The array was built to the specifications of the researchers to allow for flexibility in trying out new devices and new products. The setup uses three types of inverters from three different manufacturers – SMA, Tigo and SolarBridge – and each block of panels includes different configurations. This enables the current commercial technology to be compared to ICSEG’s new designs.
“I think that it brings us some unique capabilities for future research that positions us pretty exclusively compared to other schools,” Pilawa said. “We can do larger scale studies, benchmark different technical solutions for the industry and we’ll have the possibility of external funding because of this added capability we have.”
In addition to research, the array will also be a learning opportunity for participating students, as they will be appropriately trained in working with devices connected to the power grid.
“It’s a good hands-on opportunity to test their experiments on real hardware and we will also be able to monitor the test bed remotely, so we can gather a lot of data and the students will be analyzing field data over a year,” Pilawa said.
The solar array is part of the smart grid validation and test facility that has been the basis of ICSEG’s mission since it began in 2010. The main test bed, located in the Coordinated Science Laboratory (CSL), contains extensive substation equipment, capabilities for “hardware-in-the-loop” simulation using this equipment and sophisticated test harnesses for experimental setup. The solar array expands test bed capability by providing access to microinverter technology and a facility that actually generates power.
“We’re working on developing embedded electronics that can go into the panels themselves, so right now we have a lot of nice results from the lab, but we’d like to scale up these very promising lab results to prove the concept in a larger settings,” Pilawa said.
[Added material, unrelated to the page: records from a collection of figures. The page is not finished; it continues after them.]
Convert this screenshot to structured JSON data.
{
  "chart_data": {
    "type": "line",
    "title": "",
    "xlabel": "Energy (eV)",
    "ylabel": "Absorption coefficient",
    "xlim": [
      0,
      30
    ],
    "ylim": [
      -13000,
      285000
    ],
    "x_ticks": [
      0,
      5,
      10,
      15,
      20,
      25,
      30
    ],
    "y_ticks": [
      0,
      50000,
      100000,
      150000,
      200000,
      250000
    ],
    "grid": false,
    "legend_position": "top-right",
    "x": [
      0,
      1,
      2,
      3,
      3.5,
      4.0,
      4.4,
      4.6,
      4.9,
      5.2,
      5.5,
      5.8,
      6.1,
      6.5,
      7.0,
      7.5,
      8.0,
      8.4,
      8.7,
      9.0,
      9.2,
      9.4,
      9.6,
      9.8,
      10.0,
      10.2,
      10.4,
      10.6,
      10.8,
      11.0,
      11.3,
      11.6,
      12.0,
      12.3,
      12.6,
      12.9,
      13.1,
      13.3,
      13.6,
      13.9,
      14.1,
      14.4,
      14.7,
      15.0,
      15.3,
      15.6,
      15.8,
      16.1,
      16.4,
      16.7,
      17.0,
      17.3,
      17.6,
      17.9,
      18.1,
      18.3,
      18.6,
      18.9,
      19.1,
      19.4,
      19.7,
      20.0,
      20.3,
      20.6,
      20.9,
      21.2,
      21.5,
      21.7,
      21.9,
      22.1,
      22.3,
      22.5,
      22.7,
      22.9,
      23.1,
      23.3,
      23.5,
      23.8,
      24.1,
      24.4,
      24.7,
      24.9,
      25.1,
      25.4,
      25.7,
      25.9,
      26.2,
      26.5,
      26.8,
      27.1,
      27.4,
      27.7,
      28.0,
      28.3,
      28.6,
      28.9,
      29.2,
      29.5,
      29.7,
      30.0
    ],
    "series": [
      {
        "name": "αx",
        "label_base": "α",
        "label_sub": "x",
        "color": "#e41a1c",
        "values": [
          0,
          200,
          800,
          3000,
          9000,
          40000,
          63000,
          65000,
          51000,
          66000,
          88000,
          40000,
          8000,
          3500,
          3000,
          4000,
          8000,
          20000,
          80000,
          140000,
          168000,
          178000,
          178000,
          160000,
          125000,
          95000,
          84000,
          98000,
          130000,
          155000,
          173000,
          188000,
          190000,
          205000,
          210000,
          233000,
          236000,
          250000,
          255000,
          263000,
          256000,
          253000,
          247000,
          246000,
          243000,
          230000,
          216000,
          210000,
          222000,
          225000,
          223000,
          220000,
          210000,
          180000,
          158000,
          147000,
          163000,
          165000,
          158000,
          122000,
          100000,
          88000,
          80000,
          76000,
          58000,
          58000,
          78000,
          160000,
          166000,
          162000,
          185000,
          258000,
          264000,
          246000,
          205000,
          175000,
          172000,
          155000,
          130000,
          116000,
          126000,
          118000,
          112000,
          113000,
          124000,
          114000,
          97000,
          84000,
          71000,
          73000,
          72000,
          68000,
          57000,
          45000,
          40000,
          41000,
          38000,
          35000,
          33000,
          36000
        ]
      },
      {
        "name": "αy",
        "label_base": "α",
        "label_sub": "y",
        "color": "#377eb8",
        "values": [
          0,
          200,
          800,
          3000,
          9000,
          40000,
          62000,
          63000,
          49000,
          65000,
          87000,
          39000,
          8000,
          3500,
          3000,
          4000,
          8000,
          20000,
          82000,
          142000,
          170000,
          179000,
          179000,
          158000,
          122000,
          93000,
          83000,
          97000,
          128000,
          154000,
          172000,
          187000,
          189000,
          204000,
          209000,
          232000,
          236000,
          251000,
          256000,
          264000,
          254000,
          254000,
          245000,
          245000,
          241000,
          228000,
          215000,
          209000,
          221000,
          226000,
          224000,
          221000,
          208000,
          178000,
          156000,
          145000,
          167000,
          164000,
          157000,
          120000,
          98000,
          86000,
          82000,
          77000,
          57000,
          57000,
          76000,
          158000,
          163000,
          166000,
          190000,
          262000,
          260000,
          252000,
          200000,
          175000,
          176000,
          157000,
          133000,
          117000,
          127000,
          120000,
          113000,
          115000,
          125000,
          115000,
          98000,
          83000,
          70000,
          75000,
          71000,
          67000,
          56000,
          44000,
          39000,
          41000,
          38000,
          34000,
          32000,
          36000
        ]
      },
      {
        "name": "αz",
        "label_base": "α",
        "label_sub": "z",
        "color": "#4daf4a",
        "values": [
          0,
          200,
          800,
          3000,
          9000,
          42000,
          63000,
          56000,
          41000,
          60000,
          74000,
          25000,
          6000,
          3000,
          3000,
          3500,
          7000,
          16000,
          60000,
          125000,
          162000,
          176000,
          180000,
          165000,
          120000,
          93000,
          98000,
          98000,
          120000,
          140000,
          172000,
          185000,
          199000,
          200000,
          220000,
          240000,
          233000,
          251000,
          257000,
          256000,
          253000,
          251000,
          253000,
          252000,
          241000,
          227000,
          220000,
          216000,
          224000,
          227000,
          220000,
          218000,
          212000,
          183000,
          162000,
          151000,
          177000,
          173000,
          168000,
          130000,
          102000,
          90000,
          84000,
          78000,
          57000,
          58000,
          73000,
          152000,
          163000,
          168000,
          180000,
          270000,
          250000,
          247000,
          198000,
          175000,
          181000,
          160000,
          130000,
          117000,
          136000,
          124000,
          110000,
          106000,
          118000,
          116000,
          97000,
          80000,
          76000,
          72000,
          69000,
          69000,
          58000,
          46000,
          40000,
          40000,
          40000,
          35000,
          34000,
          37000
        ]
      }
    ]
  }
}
“That’s not the main motivation, but it’s an extra added plus and over its lifetime, it may pay for itself,” Pilawa said.
ICSEG researchers have high hopes for the array and plan to begin hands-on research with it in the fall. They plan to create a dashboard where the public can track the power the panel creates, as well as a live video feed of the panel.
“I’m excited about it and we’re going to put it to good use,” Pilawa said. “This will be a long term laboratory asset that we have at the university.”
ICSEG is a five-year project that began in 2010 and operates within the Information Trust Institute (ITI), located at the Coordinated Science Laboratory. It is funded through a grant from the Illinois Department of Commerce and Economic Opportunity.